Energi Baru dari Limbah Sapi di Jakarta Selatan
Di balik sebuah gerbang rumah warga di Jalan Cikoko Barat Dalam III, Pancoran, Jakarta Selatan, terdapat kandang sapi yang menjadi sumber energi baru bagi masyarakat sekitar. Kandang sederhana itu menampung 35 ekor sapi yang berasal dari Kebumen, Boyolali, dan Kediri. Setiap hari, pekerja terlihat sibuk memandikan, memberi makan, serta membersihkan kotoran hewan tersebut.
Namun, apa yang tampaknya hanya limbah ini justru menjadi sumber energi terbarukan. Proses fermentasi alami dari kotoran sapi menghasilkan gas yang kini digunakan sebagai bahan bakar kompor oleh warga sekitar. Burhan (44), pemilik kandang, menjelaskan bahwa kotoran sapi dialirkan melalui saluran ke dalam dua tungku biodigester berwarna biru bergambar sapi yang berada tidak jauh dari kandangnya.
“Prosesnya dimulai dari biodigester. Setelah sapinya mandi, kotorannya masuk ke saluran dan kemudian masuk ke biodigester,” jelas Burhan. “Fermentasinya terjadi secara otomatis, sehingga menghasilkan gas.”

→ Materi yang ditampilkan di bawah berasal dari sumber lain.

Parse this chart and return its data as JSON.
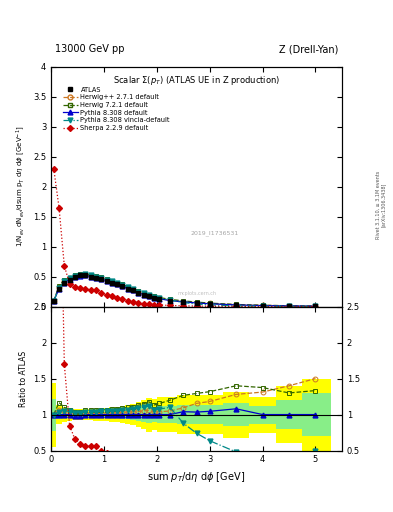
{
  "title_top": "13000 GeV pp",
  "title_right": "Z (Drell-Yan)",
  "main_title": "Scalar $\\Sigma(p_T)$ (ATLAS UE in Z production)",
  "xlabel": "sum $p_T$/d$\\eta$ d$\\phi$ [GeV]",
  "ylabel_main": "1/N$_{ev}$ dN$_{ev}$/dsum p$_T$ d$\\eta$ d$\\phi$ [GeV$^{-1}$]",
  "ylabel_ratio": "Ratio to ATLAS",
  "right_label1": "Rivet 3.1.10, ≥ 3.1M events",
  "right_label2": "[arXiv:1306.3438]",
  "watermark": "2019_I1736531",
  "xlim": [
    0,
    5.5
  ],
  "ylim_main": [
    0,
    4
  ],
  "ylim_ratio": [
    0.5,
    2.5
  ],
  "atlas_x": [
    0.05,
    0.15,
    0.25,
    0.35,
    0.45,
    0.55,
    0.65,
    0.75,
    0.85,
    0.95,
    1.05,
    1.15,
    1.25,
    1.35,
    1.45,
    1.55,
    1.65,
    1.75,
    1.85,
    1.95,
    2.05,
    2.25,
    2.5,
    2.75,
    3.0,
    3.5,
    4.0,
    4.5,
    5.0
  ],
  "atlas_y": [
    0.09,
    0.3,
    0.4,
    0.45,
    0.5,
    0.52,
    0.52,
    0.5,
    0.48,
    0.46,
    0.43,
    0.4,
    0.37,
    0.34,
    0.3,
    0.27,
    0.23,
    0.2,
    0.17,
    0.15,
    0.13,
    0.1,
    0.075,
    0.058,
    0.044,
    0.025,
    0.016,
    0.01,
    0.006
  ],
  "atlas_yerr": [
    0.01,
    0.01,
    0.01,
    0.01,
    0.01,
    0.01,
    0.01,
    0.01,
    0.01,
    0.01,
    0.01,
    0.01,
    0.01,
    0.01,
    0.01,
    0.01,
    0.01,
    0.01,
    0.01,
    0.008,
    0.008,
    0.006,
    0.005,
    0.004,
    0.003,
    0.002,
    0.001,
    0.001,
    0.001
  ],
  "herwig1_x": [
    0.05,
    0.15,
    0.25,
    0.35,
    0.45,
    0.55,
    0.65,
    0.75,
    0.85,
    0.95,
    1.05,
    1.15,
    1.25,
    1.35,
    1.45,
    1.55,
    1.65,
    1.75,
    1.85,
    1.95,
    2.05,
    2.25,
    2.5,
    2.75,
    3.0,
    3.5,
    4.0,
    4.5,
    5.0
  ],
  "herwig1_y": [
    0.09,
    0.32,
    0.42,
    0.47,
    0.51,
    0.53,
    0.53,
    0.51,
    0.49,
    0.47,
    0.44,
    0.41,
    0.38,
    0.35,
    0.31,
    0.28,
    0.24,
    0.21,
    0.18,
    0.155,
    0.135,
    0.105,
    0.082,
    0.067,
    0.052,
    0.032,
    0.021,
    0.014,
    0.009
  ],
  "herwig2_x": [
    0.05,
    0.15,
    0.25,
    0.35,
    0.45,
    0.55,
    0.65,
    0.75,
    0.85,
    0.95,
    1.05,
    1.15,
    1.25,
    1.35,
    1.45,
    1.55,
    1.65,
    1.75,
    1.85,
    1.95,
    2.05,
    2.25,
    2.5,
    2.75,
    3.0,
    3.5,
    4.0,
    4.5,
    5.0
  ],
  "herwig2_y": [
    0.09,
    0.35,
    0.44,
    0.48,
    0.52,
    0.54,
    0.55,
    0.53,
    0.51,
    0.49,
    0.46,
    0.43,
    0.4,
    0.37,
    0.33,
    0.3,
    0.26,
    0.23,
    0.2,
    0.17,
    0.15,
    0.12,
    0.095,
    0.075,
    0.058,
    0.035,
    0.022,
    0.013,
    0.008
  ],
  "pythia1_x": [
    0.05,
    0.15,
    0.25,
    0.35,
    0.45,
    0.55,
    0.65,
    0.75,
    0.85,
    0.95,
    1.05,
    1.15,
    1.25,
    1.35,
    1.45,
    1.55,
    1.65,
    1.75,
    1.85,
    1.95,
    2.05,
    2.25,
    2.5,
    2.75,
    3.0,
    3.5,
    4.0,
    4.5,
    5.0
  ],
  "pythia1_y": [
    0.09,
    0.3,
    0.4,
    0.45,
    0.49,
    0.51,
    0.52,
    0.5,
    0.48,
    0.46,
    0.43,
    0.4,
    0.37,
    0.34,
    0.3,
    0.27,
    0.23,
    0.2,
    0.17,
    0.15,
    0.13,
    0.1,
    0.078,
    0.06,
    0.046,
    0.027,
    0.016,
    0.01,
    0.006
  ],
  "pythia2_x": [
    0.05,
    0.15,
    0.25,
    0.35,
    0.45,
    0.55,
    0.65,
    0.75,
    0.85,
    0.95,
    1.05,
    1.15,
    1.25,
    1.35,
    1.45,
    1.55,
    1.65,
    1.75,
    1.85,
    1.95,
    2.05,
    2.25,
    2.5,
    2.75,
    3.0,
    3.5,
    4.0,
    4.5,
    5.0
  ],
  "pythia2_y": [
    0.09,
    0.31,
    0.42,
    0.47,
    0.51,
    0.53,
    0.54,
    0.52,
    0.5,
    0.48,
    0.45,
    0.42,
    0.39,
    0.36,
    0.32,
    0.29,
    0.25,
    0.22,
    0.19,
    0.16,
    0.14,
    0.11,
    0.066,
    0.043,
    0.028,
    0.012,
    0.007,
    0.004,
    0.003
  ],
  "sherpa_x": [
    0.05,
    0.15,
    0.25,
    0.35,
    0.45,
    0.55,
    0.65,
    0.75,
    0.85,
    0.95,
    1.05,
    1.15,
    1.25,
    1.35,
    1.45,
    1.55,
    1.65,
    1.75,
    1.85,
    1.95,
    2.05,
    2.25,
    2.5,
    2.75,
    3.0,
    3.5,
    4.0,
    4.5,
    5.0
  ],
  "sherpa_y": [
    2.3,
    1.65,
    0.68,
    0.38,
    0.33,
    0.31,
    0.29,
    0.28,
    0.27,
    0.23,
    0.2,
    0.18,
    0.15,
    0.12,
    0.1,
    0.08,
    0.065,
    0.05,
    0.04,
    0.033,
    0.027,
    0.018,
    0.012,
    0.008,
    0.005,
    0.002,
    0.001,
    0.0006,
    0.0003
  ],
  "atlas_color": "#000000",
  "herwig1_color": "#CC7722",
  "herwig2_color": "#336600",
  "pythia1_color": "#0000CC",
  "pythia2_color": "#008888",
  "sherpa_color": "#CC0000",
  "band_yellow": "#FFFF00",
  "band_green": "#88EE88"
}
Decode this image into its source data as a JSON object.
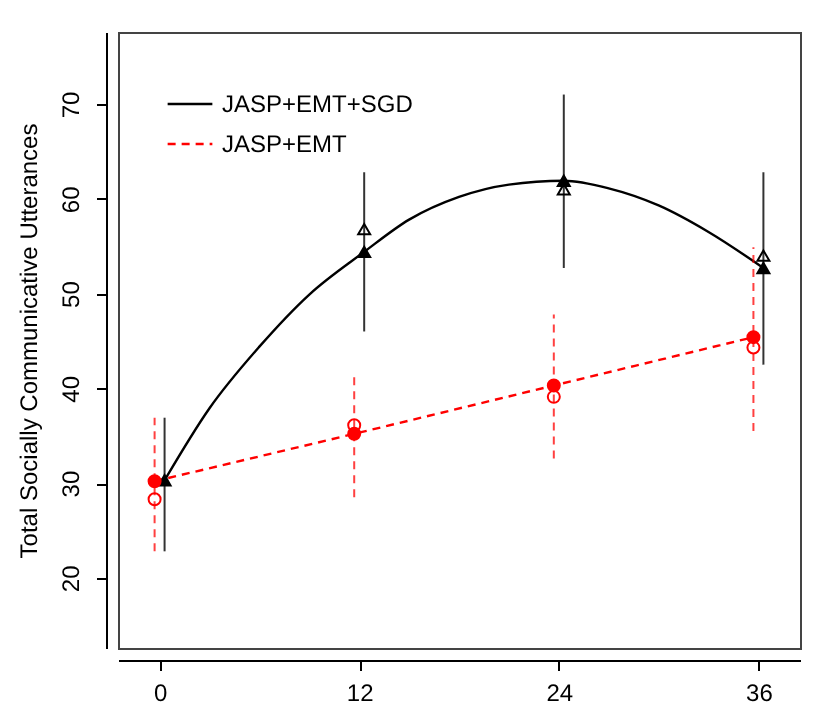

Gas hasil olahan ini disalurkan ke kompor-kompor warga. Tidak hanya untuk kebutuhan pribadi, tetapi juga digunakan oleh sekitar 20 rumah di lingkungan sekitar. Sejak menggunakan biogas, masyarakat tidak lagi bergantung pada LPG. “Sangat membantu, karena mereka tidak perlu membeli gas LPG lagi,” ujar Burhan.
Setiap tungku biodigester memiliki kapasitas hingga 16 kubik. Dari instalasi ini, terdapat 27 tungku kompor yang berfungsi. Meski begitu, ada beberapa kendala yang dihadapi. Beberapa warga sering kali mengalami sumbatan pada kompor akibat kurangnya pengetahuan tentang cara membersihkannya. “Dua minggu sekali harus rutin dibersihkan,” kata Burhan.
Perawatan biodigester menjadi tantangan tersendiri bagi Burhan. Setiap hari sebelum bekerja, ia harus memeriksa saluran masuk biodigester agar tidak tersumbat limbah padat. “Perawatannya agak ribet, jadi kita harus kontrol dari inletnya terlebih dahulu,” ujarnya.
Pembuatan biodigester ini tidak sepenuhnya ditanggung oleh Burhan. Ia mengaku mendapatkan bantuan pendanaan dari Baznas dengan dukungan pemerintah. Namun, untuk perawatan sehari-hari, ia harus menanggung sendiri. “Perawatannya sekarang ya dari duit pribadi,” tambahnya.
Ke depan, Burhan berencana mengembangkan inovasi lebih jauh. Ia berharap bisa memanfaatkan biogas tidak hanya untuk kompor, tetapi juga sebagai sumber listrik melalui genset. “Rencananya mau beli genset agar bisa mengubah listrik. Karena saat ini listrik masih dari PLN, dan biayanya lumayan besar,” jelasnya.
Kini, dapur-dapur di Cikoko tetap mengepul dengan api biru dari biogas. Energi yang dulunya hanya berupa limbah, kini menjelma menjadi solusi hemat dan ramah lingkungan. Inovasi ini membuka jalan menuju kemandirian energi di tengah permukiman kota.